Isolating education from the community is also inefficient. Vocational schools can never replace their machinery as fast as it becomes outdated, but local trades can offer the most advanced machinery for student training. All that is needed is co-operation between community business and local education.
Reformers believe that decentralization, by including communities in policy-making, can force a new bond between the communities and schools. But in their efforts to restructure school systems, they are grappling with all the problems of the postwar ghettoes, and they are fast finding that there are no simple answers.
The major difficulty is how to turn community participation into good education. One proposal advocates electing local school boards and then giving them wide powers over policy-making and personnel hiring in their districts. Another proposal would allow a community committee to select each school principal, while extending his authority. A third would elect district superintendents.

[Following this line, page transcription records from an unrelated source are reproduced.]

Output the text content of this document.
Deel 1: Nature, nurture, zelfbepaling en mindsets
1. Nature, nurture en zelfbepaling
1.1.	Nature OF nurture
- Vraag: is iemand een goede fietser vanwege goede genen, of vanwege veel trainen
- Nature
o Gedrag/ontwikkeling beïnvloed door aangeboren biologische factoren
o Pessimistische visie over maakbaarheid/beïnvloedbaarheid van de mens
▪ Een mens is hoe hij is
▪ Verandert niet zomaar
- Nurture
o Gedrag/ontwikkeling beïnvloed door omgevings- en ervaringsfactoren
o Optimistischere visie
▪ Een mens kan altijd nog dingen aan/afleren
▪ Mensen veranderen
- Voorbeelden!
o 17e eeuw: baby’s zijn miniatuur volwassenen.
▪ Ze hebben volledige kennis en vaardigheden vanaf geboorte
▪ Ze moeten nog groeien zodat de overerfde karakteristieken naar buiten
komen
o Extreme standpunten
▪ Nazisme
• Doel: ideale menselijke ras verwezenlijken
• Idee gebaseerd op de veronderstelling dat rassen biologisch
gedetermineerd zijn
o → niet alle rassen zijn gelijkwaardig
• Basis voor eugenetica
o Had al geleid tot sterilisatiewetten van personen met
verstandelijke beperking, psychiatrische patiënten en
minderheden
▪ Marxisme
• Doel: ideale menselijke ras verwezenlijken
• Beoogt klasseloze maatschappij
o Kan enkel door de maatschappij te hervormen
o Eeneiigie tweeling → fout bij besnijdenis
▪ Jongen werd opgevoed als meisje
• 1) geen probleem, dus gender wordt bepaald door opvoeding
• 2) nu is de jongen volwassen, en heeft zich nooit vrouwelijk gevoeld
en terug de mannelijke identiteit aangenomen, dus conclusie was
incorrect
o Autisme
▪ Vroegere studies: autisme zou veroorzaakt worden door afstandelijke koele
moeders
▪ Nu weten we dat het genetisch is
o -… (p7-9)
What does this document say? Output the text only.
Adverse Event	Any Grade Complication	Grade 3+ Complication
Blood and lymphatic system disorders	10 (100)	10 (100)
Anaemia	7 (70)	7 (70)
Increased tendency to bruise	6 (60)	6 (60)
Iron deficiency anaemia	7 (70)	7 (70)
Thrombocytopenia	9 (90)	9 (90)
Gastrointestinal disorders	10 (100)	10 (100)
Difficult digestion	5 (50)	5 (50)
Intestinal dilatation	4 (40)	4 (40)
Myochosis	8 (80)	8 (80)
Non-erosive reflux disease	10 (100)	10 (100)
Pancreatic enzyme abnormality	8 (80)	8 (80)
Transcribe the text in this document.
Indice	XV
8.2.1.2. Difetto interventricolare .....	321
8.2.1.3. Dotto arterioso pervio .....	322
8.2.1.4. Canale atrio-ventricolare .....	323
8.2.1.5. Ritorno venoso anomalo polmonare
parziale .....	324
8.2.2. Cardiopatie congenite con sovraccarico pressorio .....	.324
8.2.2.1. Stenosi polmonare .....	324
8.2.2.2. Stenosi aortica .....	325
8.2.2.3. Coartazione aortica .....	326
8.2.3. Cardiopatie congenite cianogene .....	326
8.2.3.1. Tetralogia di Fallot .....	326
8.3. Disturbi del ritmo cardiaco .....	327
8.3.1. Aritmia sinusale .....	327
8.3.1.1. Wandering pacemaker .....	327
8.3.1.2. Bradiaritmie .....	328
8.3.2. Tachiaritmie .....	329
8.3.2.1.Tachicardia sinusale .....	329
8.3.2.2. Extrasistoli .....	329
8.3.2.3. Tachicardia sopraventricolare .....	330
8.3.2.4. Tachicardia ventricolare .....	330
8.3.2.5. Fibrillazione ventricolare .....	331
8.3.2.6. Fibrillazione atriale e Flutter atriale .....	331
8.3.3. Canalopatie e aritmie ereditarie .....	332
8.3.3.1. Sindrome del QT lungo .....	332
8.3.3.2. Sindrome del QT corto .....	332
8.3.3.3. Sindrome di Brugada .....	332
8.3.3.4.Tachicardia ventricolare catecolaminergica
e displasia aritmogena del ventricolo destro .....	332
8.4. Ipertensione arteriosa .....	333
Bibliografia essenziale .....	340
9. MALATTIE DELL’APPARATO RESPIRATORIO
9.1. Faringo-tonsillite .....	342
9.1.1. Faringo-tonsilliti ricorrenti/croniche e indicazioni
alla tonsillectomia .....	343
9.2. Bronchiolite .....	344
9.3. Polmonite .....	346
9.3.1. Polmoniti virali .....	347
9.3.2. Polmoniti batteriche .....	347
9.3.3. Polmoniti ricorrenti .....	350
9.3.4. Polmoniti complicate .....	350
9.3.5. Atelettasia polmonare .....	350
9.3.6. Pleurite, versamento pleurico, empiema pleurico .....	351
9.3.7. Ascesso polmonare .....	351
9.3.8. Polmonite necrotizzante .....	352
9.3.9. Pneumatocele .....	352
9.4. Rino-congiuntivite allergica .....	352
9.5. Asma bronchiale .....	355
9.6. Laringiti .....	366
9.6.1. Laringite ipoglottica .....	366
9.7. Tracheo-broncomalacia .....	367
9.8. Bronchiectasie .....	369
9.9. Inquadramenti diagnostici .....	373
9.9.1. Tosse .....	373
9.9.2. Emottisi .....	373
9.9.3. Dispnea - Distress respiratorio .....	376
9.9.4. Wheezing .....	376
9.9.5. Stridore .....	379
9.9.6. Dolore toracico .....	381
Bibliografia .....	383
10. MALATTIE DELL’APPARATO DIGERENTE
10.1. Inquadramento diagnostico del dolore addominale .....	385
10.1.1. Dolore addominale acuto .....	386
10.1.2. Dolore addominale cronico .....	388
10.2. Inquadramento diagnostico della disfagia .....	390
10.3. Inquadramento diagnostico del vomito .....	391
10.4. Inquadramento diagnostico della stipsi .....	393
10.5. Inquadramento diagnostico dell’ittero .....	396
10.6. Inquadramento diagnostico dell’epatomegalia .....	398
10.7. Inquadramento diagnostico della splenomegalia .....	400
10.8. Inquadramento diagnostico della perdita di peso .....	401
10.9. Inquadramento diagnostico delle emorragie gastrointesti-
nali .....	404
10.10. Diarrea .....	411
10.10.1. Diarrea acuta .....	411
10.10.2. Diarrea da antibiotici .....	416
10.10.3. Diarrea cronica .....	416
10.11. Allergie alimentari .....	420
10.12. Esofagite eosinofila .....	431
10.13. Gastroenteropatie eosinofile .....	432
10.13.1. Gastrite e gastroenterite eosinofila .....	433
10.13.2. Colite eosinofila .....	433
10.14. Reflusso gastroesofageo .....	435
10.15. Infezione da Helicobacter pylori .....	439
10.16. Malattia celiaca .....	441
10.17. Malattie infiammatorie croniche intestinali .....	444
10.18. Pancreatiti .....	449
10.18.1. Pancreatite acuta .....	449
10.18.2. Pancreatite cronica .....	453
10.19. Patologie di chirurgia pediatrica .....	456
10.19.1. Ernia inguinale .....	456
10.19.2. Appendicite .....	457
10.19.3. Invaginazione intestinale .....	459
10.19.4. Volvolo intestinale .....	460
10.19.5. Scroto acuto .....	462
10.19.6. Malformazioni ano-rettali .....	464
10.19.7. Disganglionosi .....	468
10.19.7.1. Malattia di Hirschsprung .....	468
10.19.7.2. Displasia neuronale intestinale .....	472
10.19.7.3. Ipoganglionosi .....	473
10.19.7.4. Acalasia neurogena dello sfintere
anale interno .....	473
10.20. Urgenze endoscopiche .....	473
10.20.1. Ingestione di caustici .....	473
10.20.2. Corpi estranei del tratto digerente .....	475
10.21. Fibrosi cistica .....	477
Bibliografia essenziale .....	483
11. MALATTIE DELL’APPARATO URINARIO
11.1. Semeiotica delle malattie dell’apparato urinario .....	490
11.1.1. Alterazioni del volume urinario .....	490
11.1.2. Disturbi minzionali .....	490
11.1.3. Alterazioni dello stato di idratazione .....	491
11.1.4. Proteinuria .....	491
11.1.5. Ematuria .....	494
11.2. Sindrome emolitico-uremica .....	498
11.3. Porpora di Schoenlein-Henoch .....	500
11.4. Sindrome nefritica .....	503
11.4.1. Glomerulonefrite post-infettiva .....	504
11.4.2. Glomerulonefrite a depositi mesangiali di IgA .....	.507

The success of all three schemes hinges on the ghetto dweller's constructive use of his educational franchise. But among all urban groups, the ghetto-dweller is least prepared to contribute responsibly and thoughtfully to the education of his children. Absence of local leadership, many fear, will give the initiative to organized extremist groups. Community participation will be unrepresentative and irresponsible, with elections offering boundless opportunities for corruption. Some reformers have concluded that school restructuring will be meaningless unless accompanied by extensive urban renewal and adult education--in other words, a broad assault on all the problems of the ghetto.
There are other difficulties. Some decentralization plans give extensive powers to school officials who have have very little before; and there is no insurance that they will be able to handle the new responsibilities. According to one estimate, twelve per cent of New York City's principals are former physical education instructors. Sizer maintains that giving the principal's office new authority will attract better men to the job. But this remains to be seen.
In any case, one points is certain: no one will know which ideas work until they have been tried. Urban schools must start experimenting. But even here there are snags. Education is one of the most touchy subjects in American politics and few city officials are willing to risk failure. "When you do research with children," shudders one school official, "all hell breaks loose."
Though aware of these difficulties, most reformers, especially on the campuses, are showing new enthusiasm and new optimism. They feel that ghetto activism and public awareness have at least opened the ears of bureaucrats to new ideas. The atmosphere, they are convinced, is finally ripe for revolution. As for the problems--"If I had all the answers," says Hill, looking up from a map of school districting in St. Paul, Minn., "I'd be bored.